[BioC] Easy way to convert CharacterList to character, collapsing each element?
Hervé Pagès
hpages at fhcrc.org
Tue Dec 17 07:35:41 CET 2013
Hi Michael,
On 12/16/2013 05:15 PM, Michael Lawrence wrote:
> There is a function in rtracklayer called pasteCollapse. It is hidden
> behind the namespace but it does exactly what you want. Just use ":::".
> Implemented in C for speed, and arguably simpler than the R one
> suggested in this thread. It just yields a character vector, not a
> Biostrings container, so maybe it could be pushed down into IRanges?
Or we could make strunsplit() a generic function and have 2
methods:
- One for CharacterList objects that returns a character vector.
Would be in IRanges and would use the pasteCollapse C code (after
we move it to IRanges).
- One for XStringSetList objects that returns an XStringSet object.
Would be in Biostrings. With the implementation I gave earlier
(based on the unlist/relist trick) it's almost as fast as
pasteCollapse but it would be easy to implement it in C to make
it even faster.
The mapping between the input and output types of strunsplit() is the
same as with unlist() or [[.
H.
>
> Michael
>
>
> On Mon, Dec 16, 2013 at 4:21 PM, Ryan C. Thompson <rct at thompsonclan.org
> <mailto:rct at thompsonclan.org>> wrote:
>
> Thanks! I look forward to seeing this in the next release.
>
>
>
> On 12/16/2013 04:16 PM, Hervé Pagès wrote:
>
> Hi Ryan,
>
> Here is one way to do this using Biostrings:
>
> library(Biostrings)
>
> strunsplit <- function(x, sep=",")
> {
> if (!is(x, "XStringSetList"))
> x <- Biostrings:::XStringSetList("__B", x)
> if (!isSingleString(sep))
> stop("'sep' must be a single character string")
>
> ## unlist twice.
> unlisted_x <- unlist(x, use.names=FALSE)

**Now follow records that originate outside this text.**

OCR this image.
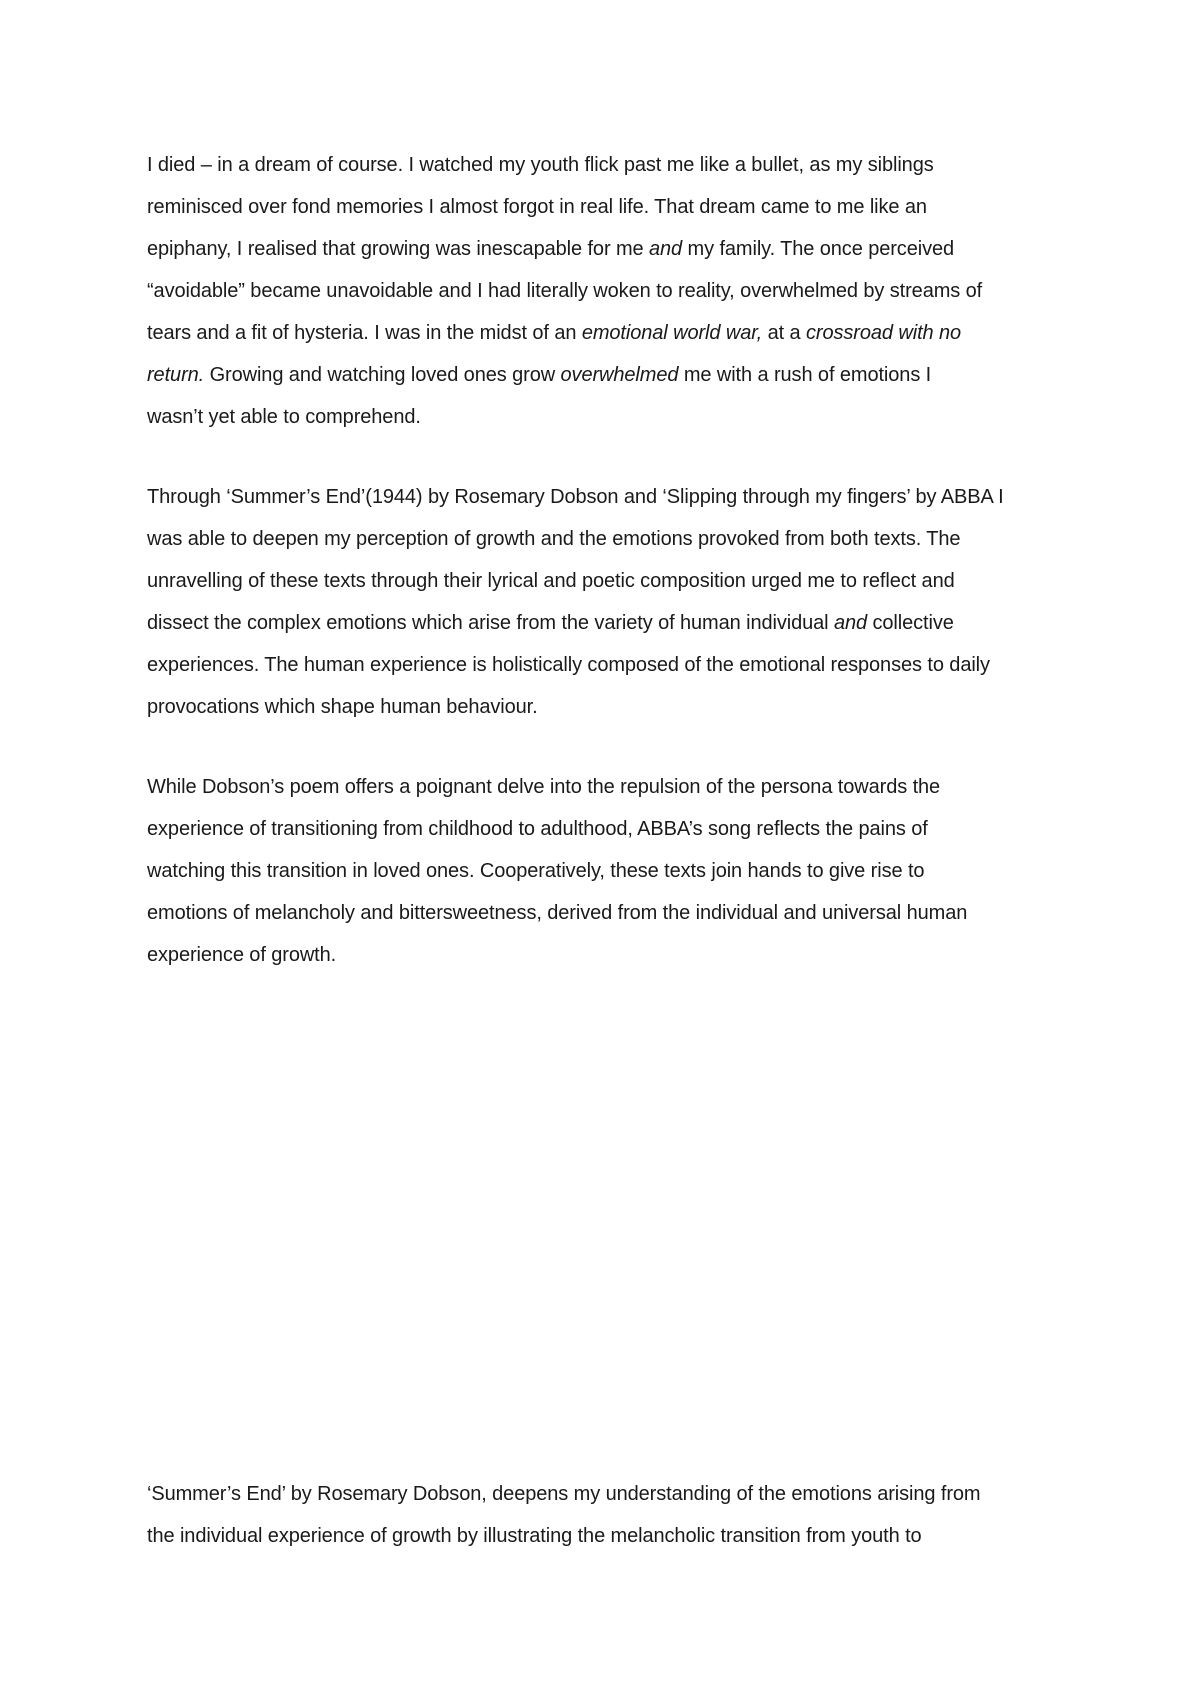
I died – in a dream of course. I watched my youth flick past me like a bullet, as my siblings
reminisced over fond memories I almost forgot in real life. That dream came to me like an
epiphany, I realised that growing was inescapable for me and my family. The once perceived
“avoidable” became unavoidable and I had literally woken to reality, overwhelmed by streams of
tears and a fit of hysteria. I was in the midst of an emotional world war, at a crossroad with no
return. Growing and watching loved ones grow overwhelmed me with a rush of emotions I
wasn’t yet able to comprehend.

Through ‘Summer’s End’(1944) by Rosemary Dobson and ‘Slipping through my fingers’ by ABBA I
was able to deepen my perception of growth and the emotions provoked from both texts. The
unravelling of these texts through their lyrical and poetic composition urged me to reflect and
dissect the complex emotions which arise from the variety of human individual and collective
experiences. The human experience is holistically composed of the emotional responses to daily
provocations which shape human behaviour.

While Dobson’s poem offers a poignant delve into the repulsion of the persona towards the
experience of transitioning from childhood to adulthood, ABBA’s song reflects the pains of
watching this transition in loved ones. Cooperatively, these texts join hands to give rise to
emotions of melancholy and bittersweetness, derived from the individual and universal human
experience of growth.

‘Summer’s End’ by Rosemary Dobson, deepens my understanding of the emotions arising from
the individual experience of growth by illustrating the melancholic transition from youth to
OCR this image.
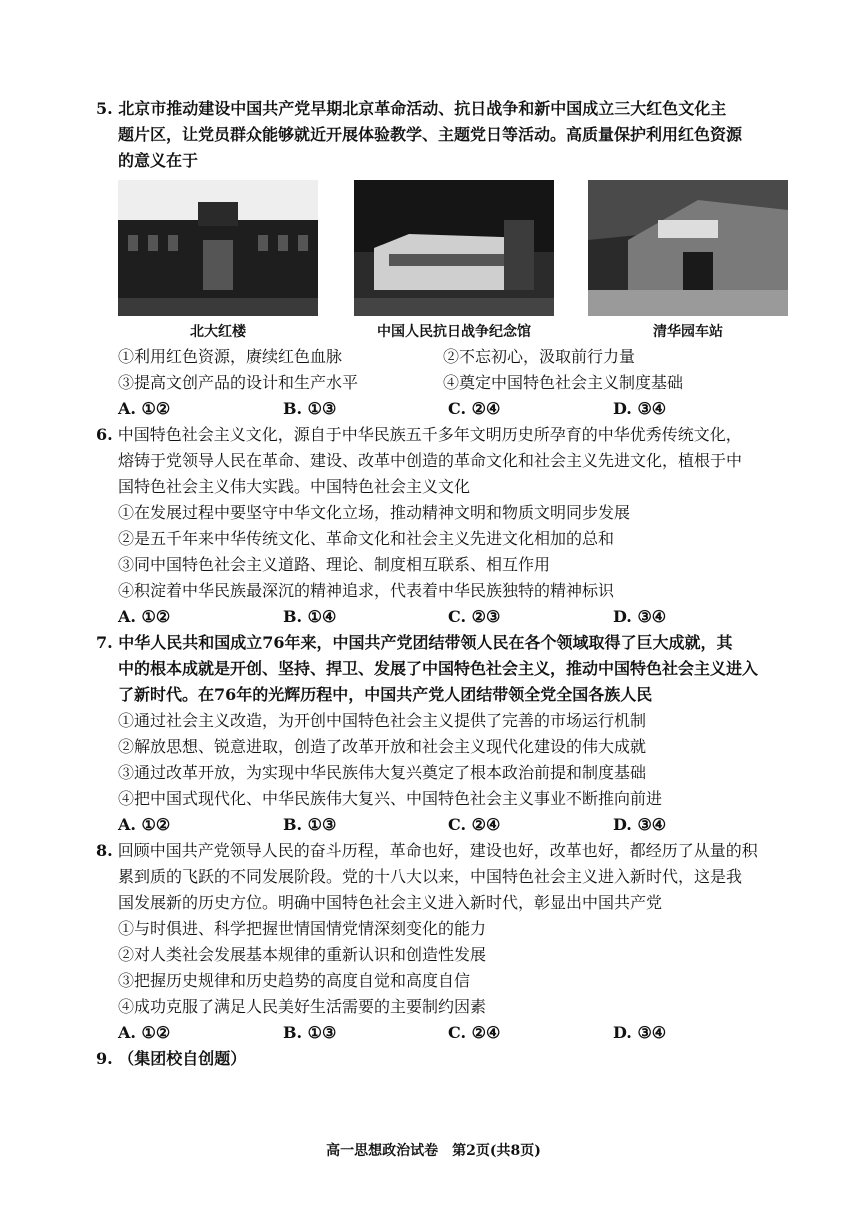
5. 北京市推动建设中国共产党早期北京革命活动、抗日战争和新中国成立三大红色文化主
题片区，让党员群众能够就近开展体验教学、主题党日等活动。高质量保护利用红色资源
的意义在于
北大红楼	中国人民抗日战争纪念馆	清华园车站
①利用红色资源，赓续红色血脉	②不忘初心，汲取前行力量
③提高文创产品的设计和生产水平	④奠定中国特色社会主义制度基础
A. ①②	B. ①③	C. ②④	D. ③④
6. 中国特色社会主义文化，源自于中华民族五千多年文明历史所孕育的中华优秀传统文化，
熔铸于党领导人民在革命、建设、改革中创造的革命文化和社会主义先进文化，植根于中
国特色社会主义伟大实践。中国特色社会主义文化
①在发展过程中要坚守中华文化立场，推动精神文明和物质文明同步发展
②是五千年来中华传统文化、革命文化和社会主义先进文化相加的总和
③同中国特色社会主义道路、理论、制度相互联系、相互作用
④积淀着中华民族最深沉的精神追求，代表着中华民族独特的精神标识
A. ①②	B. ①④	C. ②③	D. ③④
7. 中华人民共和国成立76年来，中国共产党团结带领人民在各个领域取得了巨大成就，其
中的根本成就是开创、坚持、捍卫、发展了中国特色社会主义，推动中国特色社会主义进入
了新时代。在76年的光辉历程中，中国共产党人团结带领全党全国各族人民
①通过社会主义改造，为开创中国特色社会主义提供了完善的市场运行机制
②解放思想、锐意进取，创造了改革开放和社会主义现代化建设的伟大成就
③通过改革开放，为实现中华民族伟大复兴奠定了根本政治前提和制度基础
④把中国式现代化、中华民族伟大复兴、中国特色社会主义事业不断推向前进
A. ①②	B. ①③	C. ②④	D. ③④
8. 回顾中国共产党领导人民的奋斗历程，革命也好，建设也好，改革也好，都经历了从量的积
累到质的飞跃的不同发展阶段。党的十八大以来，中国特色社会主义进入新时代，这是我
国发展新的历史方位。明确中国特色社会主义进入新时代，彰显出中国共产党
①与时俱进、科学把握世情国情党情深刻变化的能力
②对人类社会发展基本规律的重新认识和创造性发展
③把握历史规律和历史趋势的高度自觉和高度自信
④成功克服了满足人民美好生活需要的主要制约因素
A. ①②	B. ①③	C. ②④	D. ③④
9. （集团校自创题）
高一思想政治试卷　第2页(共8页)
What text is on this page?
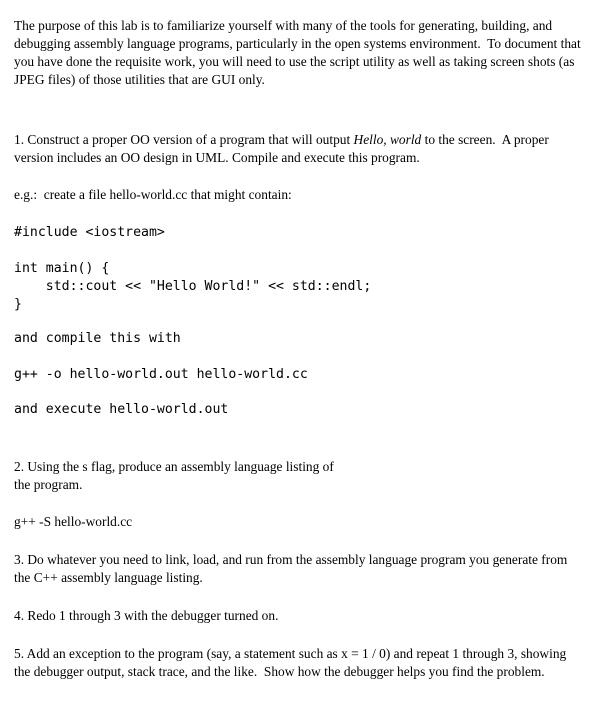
The purpose of this lab is to familiarize yourself with many of the tools for generating, building, and debugging assembly language programs, particularly in the open systems environment.  To document that you have done the requisite work, you will need to use the script utility as well as taking screen shots (as JPEG files) of those utilities that are GUI only.

1. Construct a proper OO version of a program that will output Hello, world to the screen.  A proper version includes an OO design in UML. Compile and execute this program.

e.g.:  create a file hello-world.cc that might contain:

#include <iostream>
int main() {
std::cout << "Hello World!" << std::endl;
}
and compile this with
g++ -o hello-world.out hello-world.cc
and execute hello-world.out

2. Using the s flag, produce an assembly language listing of

the program.

g++ -S hello-world.cc

3. Do whatever you need to link, load, and run from the assembly language program you generate from the C++ assembly language listing.

4. Redo 1 through 3 with the debugger turned on.

5. Add an exception to the program (say, a statement such as x = 1 / 0) and repeat 1 through 3, showing the debugger output, stack trace, and the like.  Show how the debugger helps you find the problem.
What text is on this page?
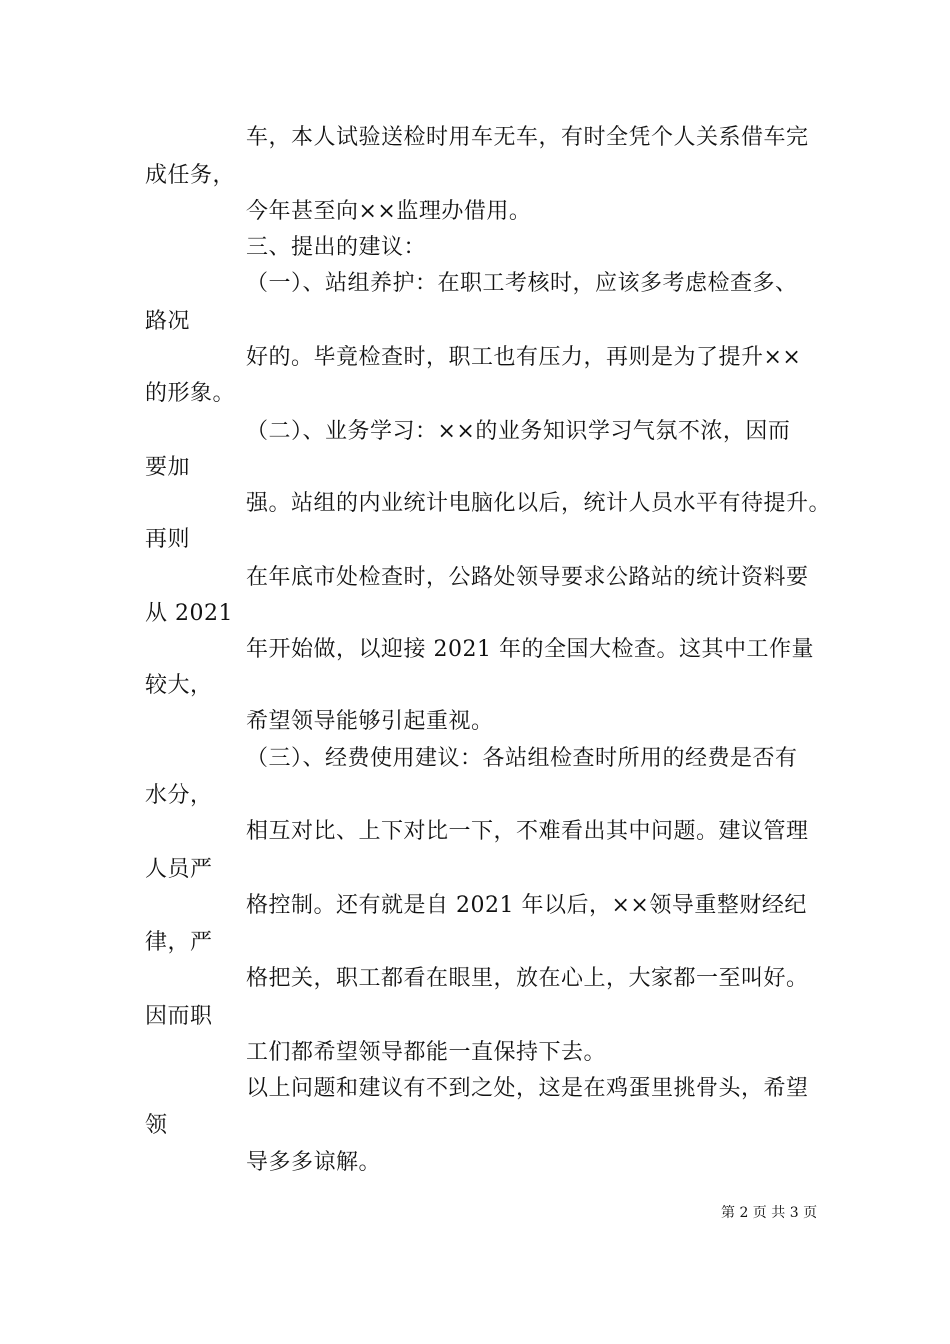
车，本人试验送检时用车无车，有时全凭个人关系借车完
成任务，
今年甚至向××监理办借用。
三、提出的建议：
（一）、站组养护：在职工考核时，应该多考虑检查多、
路况
好的。毕竟检查时，职工也有压力，再则是为了提升××
的形象。
（二）、业务学习：××的业务知识学习气氛不浓，因而
要加
强。站组的内业统计电脑化以后，统计人员水平有待提升。
再则
在年底市处检查时，公路处领导要求公路站的统计资料要
从 2021
年开始做，以迎接 2021 年的全国大检查。这其中工作量
较大，
希望领导能够引起重视。
（三）、经费使用建议：各站组检查时所用的经费是否有
水分，
相互对比、上下对比一下，不难看出其中问题。建议管理
人员严
格控制。还有就是自 2021 年以后，××领导重整财经纪
律，严
格把关，职工都看在眼里，放在心上，大家都一至叫好。
因而职
工们都希望领导都能一直保持下去。
以上问题和建议有不到之处，这是在鸡蛋里挑骨头，希望
领
导多多谅解。
第 2 页 共 3 页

> unlisted_ans0 <- unlist(unlisted_x, use.names=FALSE)
>
> ## insert 'seq'.
> unlisted_x_width <- width(unlisted_x)
> x_partitioning <- PartitioningByEnd(x)
> at <- cumsum(unlisted_x_width)[-end(__x_partitioning)] + 1L
> unlisted_ans <- replaceAt(unlisted_ans0, at, value=sep)
>
> ## relist.
> ans_width <- sum(relist(unlisted_x_width, x_partitioning))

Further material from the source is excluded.